In 1989 I was blown away by a visit to the Alhambra. The scale of the vision and achievement, the huge variety of spaces and the subtlety and grandeur of the design was almost overwhelming. For several years it had a pervasive effect on my design thinking, both overtly and in less obvious ways.
After twenty-five years, Vicky and I decided to make a return visit this summer, this time with three (almost) grown-up children in tow. The experience didn’t disappoint.
I am sure many of you have been to The Alhambra/Generalife complex; I also don’t wish to sound like a travelogue. This is a departure for this blogspace, but the gardens are so remarkable, I felt compelled to share at the very least some pictures and (for those who can be bothered to read) a few ramblings. The Alhambra has been a constant influence on garden design and thinking in the last century and a half.
Part of this is due to its scale – it is a vast complex of gardens and thus the achievement is that much more impressive. The gardens probably represented the pinnacle of Arabic garden design – they incorporated the earlier influences of Persia and the Mesopotamian gardens, but escaped the overblown grandeur of some of the later gardens. I guess this is partly because they were designed for private rather than public use. However, their pervasive influence is also a matter of historical timing. They were conceived and implemented at the height of Arabic expansion into southern Europe. After the 1500s, the Moors were driven back into north Africa, but much of their thinking and many of their craftsmen remained in Europe. The influence was particularly noticeable in garden design. Whereas renaissance architecture has a clear lineage from the ancient Greeks and Romans, Garden design from the period is more identifiably descended from Arabic and Middle Eastern design. This classical layout of rills, fountains, trees and parterres continued to be the dominant force in European garden design until the mould was broken by the English Landscape movement in the late C18th.
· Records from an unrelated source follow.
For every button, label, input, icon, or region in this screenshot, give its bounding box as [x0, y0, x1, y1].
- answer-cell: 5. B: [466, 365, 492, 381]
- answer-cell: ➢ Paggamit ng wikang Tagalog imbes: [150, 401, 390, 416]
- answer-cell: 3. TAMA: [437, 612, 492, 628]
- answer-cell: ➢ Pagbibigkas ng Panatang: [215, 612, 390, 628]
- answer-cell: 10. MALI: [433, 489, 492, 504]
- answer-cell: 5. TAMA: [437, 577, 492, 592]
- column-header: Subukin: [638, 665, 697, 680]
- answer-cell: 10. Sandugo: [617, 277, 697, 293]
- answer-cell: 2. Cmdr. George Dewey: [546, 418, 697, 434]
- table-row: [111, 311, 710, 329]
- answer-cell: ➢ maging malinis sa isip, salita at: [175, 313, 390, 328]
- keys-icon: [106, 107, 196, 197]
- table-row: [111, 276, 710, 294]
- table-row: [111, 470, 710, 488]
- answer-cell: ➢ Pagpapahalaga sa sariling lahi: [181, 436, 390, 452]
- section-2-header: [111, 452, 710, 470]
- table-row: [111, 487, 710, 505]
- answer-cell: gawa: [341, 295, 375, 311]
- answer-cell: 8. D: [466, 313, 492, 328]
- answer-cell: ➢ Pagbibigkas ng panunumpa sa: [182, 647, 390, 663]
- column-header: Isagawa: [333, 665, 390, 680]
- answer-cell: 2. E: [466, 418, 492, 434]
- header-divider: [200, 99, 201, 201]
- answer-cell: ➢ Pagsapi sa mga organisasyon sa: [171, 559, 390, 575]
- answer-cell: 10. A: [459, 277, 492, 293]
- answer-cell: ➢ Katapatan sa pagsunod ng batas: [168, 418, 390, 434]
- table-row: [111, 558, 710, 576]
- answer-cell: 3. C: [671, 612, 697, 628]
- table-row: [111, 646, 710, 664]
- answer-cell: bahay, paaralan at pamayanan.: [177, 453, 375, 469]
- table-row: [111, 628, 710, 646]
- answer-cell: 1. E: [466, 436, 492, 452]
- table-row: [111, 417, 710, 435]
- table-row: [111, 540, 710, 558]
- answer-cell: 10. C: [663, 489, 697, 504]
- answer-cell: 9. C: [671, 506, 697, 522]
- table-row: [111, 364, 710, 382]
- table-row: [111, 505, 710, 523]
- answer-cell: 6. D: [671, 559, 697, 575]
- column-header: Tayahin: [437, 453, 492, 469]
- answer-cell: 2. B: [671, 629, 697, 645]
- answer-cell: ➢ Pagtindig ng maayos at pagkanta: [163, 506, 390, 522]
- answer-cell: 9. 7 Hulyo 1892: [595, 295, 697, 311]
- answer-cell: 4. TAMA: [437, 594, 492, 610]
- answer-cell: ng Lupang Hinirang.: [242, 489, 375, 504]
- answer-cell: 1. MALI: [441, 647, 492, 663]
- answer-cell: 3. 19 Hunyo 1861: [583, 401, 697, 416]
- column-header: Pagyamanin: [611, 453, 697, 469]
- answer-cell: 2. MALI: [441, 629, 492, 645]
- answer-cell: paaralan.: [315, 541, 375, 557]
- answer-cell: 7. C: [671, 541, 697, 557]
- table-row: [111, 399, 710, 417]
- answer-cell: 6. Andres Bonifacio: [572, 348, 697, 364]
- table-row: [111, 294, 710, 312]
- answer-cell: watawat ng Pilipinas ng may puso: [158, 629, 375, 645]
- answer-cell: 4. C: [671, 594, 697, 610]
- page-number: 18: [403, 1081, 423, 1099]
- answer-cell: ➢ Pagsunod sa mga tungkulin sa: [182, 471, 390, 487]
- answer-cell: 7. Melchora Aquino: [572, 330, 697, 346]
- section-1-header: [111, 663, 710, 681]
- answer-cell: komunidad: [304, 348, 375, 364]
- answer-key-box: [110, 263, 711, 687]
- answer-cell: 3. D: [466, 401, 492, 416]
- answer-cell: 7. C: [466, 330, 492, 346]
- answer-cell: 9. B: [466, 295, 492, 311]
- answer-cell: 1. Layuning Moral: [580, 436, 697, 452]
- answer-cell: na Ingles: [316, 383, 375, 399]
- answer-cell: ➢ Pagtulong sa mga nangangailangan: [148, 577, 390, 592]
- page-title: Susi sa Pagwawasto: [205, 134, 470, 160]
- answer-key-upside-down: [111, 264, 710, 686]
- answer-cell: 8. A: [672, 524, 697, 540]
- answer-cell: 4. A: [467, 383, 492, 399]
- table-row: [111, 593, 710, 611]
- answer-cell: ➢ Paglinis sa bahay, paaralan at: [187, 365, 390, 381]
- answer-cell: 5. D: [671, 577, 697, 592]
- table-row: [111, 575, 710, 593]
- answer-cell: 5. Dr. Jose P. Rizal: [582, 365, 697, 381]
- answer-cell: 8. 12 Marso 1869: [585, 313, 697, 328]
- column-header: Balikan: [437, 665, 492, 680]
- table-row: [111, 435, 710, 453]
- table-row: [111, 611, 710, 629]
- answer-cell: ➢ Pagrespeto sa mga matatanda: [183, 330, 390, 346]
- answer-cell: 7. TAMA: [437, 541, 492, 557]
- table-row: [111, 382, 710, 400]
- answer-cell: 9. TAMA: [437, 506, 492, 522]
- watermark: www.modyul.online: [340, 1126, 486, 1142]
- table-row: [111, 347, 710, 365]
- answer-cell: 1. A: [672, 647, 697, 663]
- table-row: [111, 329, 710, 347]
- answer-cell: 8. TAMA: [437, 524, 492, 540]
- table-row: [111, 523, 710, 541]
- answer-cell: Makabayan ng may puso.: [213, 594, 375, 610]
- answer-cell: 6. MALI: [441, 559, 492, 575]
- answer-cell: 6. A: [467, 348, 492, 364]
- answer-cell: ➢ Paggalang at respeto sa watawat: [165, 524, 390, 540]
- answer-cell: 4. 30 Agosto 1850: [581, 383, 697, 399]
The roots were later rediscovered through the writings of travellers through southern Europe, such as Washington Irving and the Spanish-Arabic style became very influential again in the early twentieth century in the UK (through the Edwardian garden designers such as Lutyens/Jekyll) and US (particularly on the newly moneyed West Coast).
For me though, they capture something of the essence of what a garden is. Firstly, they are an escape; built in a retreat from the sound and bustle of Granada and the heat of the streets, the complex occupies a strategic hilltop. In virtually all cultures Paradise is a garden, and these get about as close as any I have seen. The sense of escape and retreat from the bustle of life is palpable. Secondly, they maximise the site. They take advantage of the hilltop position, funnelling the cooler air through the gardens.
The spectacular views are carefully managed. Glimpses are given here and there, only occasionally opening up into broader panoramas. The designs are artful in how they manage serial spaces. courtyards, terraces and walkways link one to another in a delightful and often surprising way. One is never bored and unlike some of the great French classical gardens, the whole design is rarely revealed. The hilltop location dictates some complex geometry, so axes kink and turn in a way that makes the design less predictable than one expects. Perhaps the most important feature however is the way in which the gardens perfectly weave together the essence of what a garden is.
Although these are very sophisticated designs, the origins from kitchen gardens is clear, with fruit trees abounding and the parterres as constant reminders of herb and vegetable beds. All gardens need limits – it is one of the things that defines a garden (see my blog on the subject from a couple of years ago: When is a garden designer a landscape designer? Indeed, when is a garden a landscape – or vice-versa?). Here the walls and boundaries are an integral part of the thinking: the enclosed nature of the spaces is the essence of the design. But the users of the garden are never allowed to forget the surrounding environs: the large trees echo the wooded hills and provide a pleasant balance to the symmetrical formality of the layout; the frequent glimpses of the surrounding hills and valleys means that one is constantly aware of the links with the broader landscape.
So for me, the gardens at the Alhambra capture that elusive idea of nature captured, of the reflections of a broader landscape. Woven into this are complex aesthetic references along with expressions of learning and cultural identity. Most importantly though, they are just a very pleasant and ever changing place to spend time, as all gardens should be.
If you haven’t already been there, make sure it is at the top of your bucket list this year!